Auch wenn er von seinem Auftreten her durchaus als Graf oder Baron durchgehen konnte, war er alles andere als blaublütig. Er wurde im Dezember 1899 in Ungarn, – wo genau, weiß ich nicht mehr -, als uneheliches Kind einer in armen Verhältnissen lebenden Frau geboren. Horvath ist der Familienname seiner Mutter. Ob er seinen leiblichen Vater überhaupt gekannt hat, weiß ich ebenfalls nicht. Ich kann mich jedenfalls nicht erinnern, dass er ihn jemals erwähnt hat.
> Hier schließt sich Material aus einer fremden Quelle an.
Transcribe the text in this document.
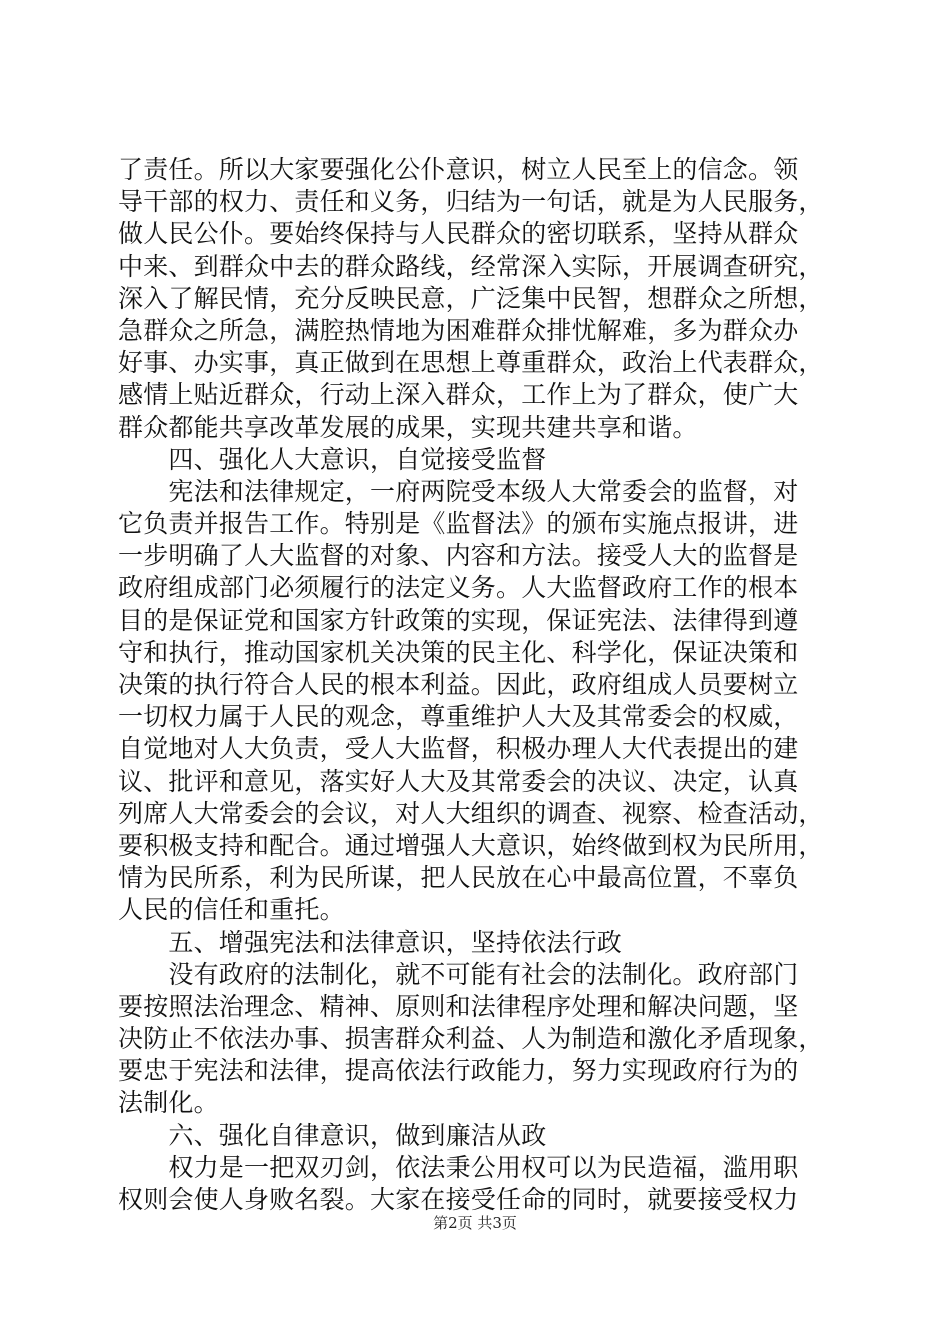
了责任。所以大家要强化公仆意识，树立人民至上的信念。领
导干部的权力、责任和义务，归结为一句话，就是为人民服务，
做人民公仆。要始终保持与人民群众的密切联系，坚持从群众
中来、到群众中去的群众路线，经常深入实际，开展调查研究，
深入了解民情，充分反映民意，广泛集中民智，想群众之所想，
急群众之所急，满腔热情地为困难群众排忧解难，多为群众办
好事、办实事，真正做到在思想上尊重群众，政治上代表群众，
感情上贴近群众，行动上深入群众，工作上为了群众，使广大
群众都能共享改革发展的成果，实现共建共享和谐。
　　四、强化人大意识，自觉接受监督
　　宪法和法律规定，一府两院受本级人大常委会的监督，对
它负责并报告工作。特别是《监督法》的颁布实施点报讲，进
一步明确了人大监督的对象、内容和方法。接受人大的监督是
政府组成部门必须履行的法定义务。人大监督政府工作的根本
目的是保证党和国家方针政策的实现，保证宪法、法律得到遵
守和执行，推动国家机关决策的民主化、科学化，保证决策和
决策的执行符合人民的根本利益。因此，政府组成人员要树立
一切权力属于人民的观念，尊重维护人大及其常委会的权威，
自觉地对人大负责，受人大监督，积极办理人大代表提出的建
议、批评和意见，落实好人大及其常委会的决议、决定，认真
列席人大常委会的会议，对人大组织的调查、视察、检查活动，
要积极支持和配合。通过增强人大意识，始终做到权为民所用，
情为民所系，利为民所谋，把人民放在心中最高位置，不辜负
人民的信任和重托。
　　五、增强宪法和法律意识，坚持依法行政
　　没有政府的法制化，就不可能有社会的法制化。政府部门
要按照法治理念、精神、原则和法律程序处理和解决问题，坚
决防止不依法办事、损害群众利益、人为制造和激化矛盾现象，
要忠于宪法和法律，提高依法行政能力，努力实现政府行为的
法制化。
　　六、强化自律意识，做到廉洁从政
　　权力是一把双刃剑，依法秉公用权可以为民造福，滥用职
权则会使人身败名裂。大家在接受任命的同时，就要接受权力
第2页 共3页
In der letzten Phase des Ersten Weltkriegs meldete er sich freiwillig zur K.u.k-Armee, denn da gab es wenigstens etwas zu essen. Als er nach dem Untergang der Monarchie nach Hause kam, schmiss ihn seine Mutter wieder raus. „Ich kann dich nicht durchfüttern, ich hab’ selbst nichts zu essen“, soll sie gesagt haben. Daraufhin machte er sich nach Wien auf, um dort sein Glück zu versuchen. Es muss diese Armutserfahrung gewesen sein, die ihn etwas knausrig werden ließ. Wenn Tante Rosa meinem Bruder und mir Taschengeld gab, ermahnte sie uns, ihm nichts davon zu erzählen. Manchmal merkte er es aber und sagte dann zu ihr: „Guntschi (das war sein Kosename für Tante Rosa), gibst du den Kindern schon wieder Geld? Gib’s lieber mir. Ich bin ein armer Hund.” Tante Rosa, – nicht auf den Mund gefallen, denn um neben ihm bestehen zu können, durfte sie nicht auf den Mund gefallen sein -, antwortete: „Aber geh, du armer Hund, bei dir kriegt’s eh nur das Kaffeehaus.“ Er ging nämlich gerne ins Kaffeehaus, wo er mit Bekannten Karten spielte.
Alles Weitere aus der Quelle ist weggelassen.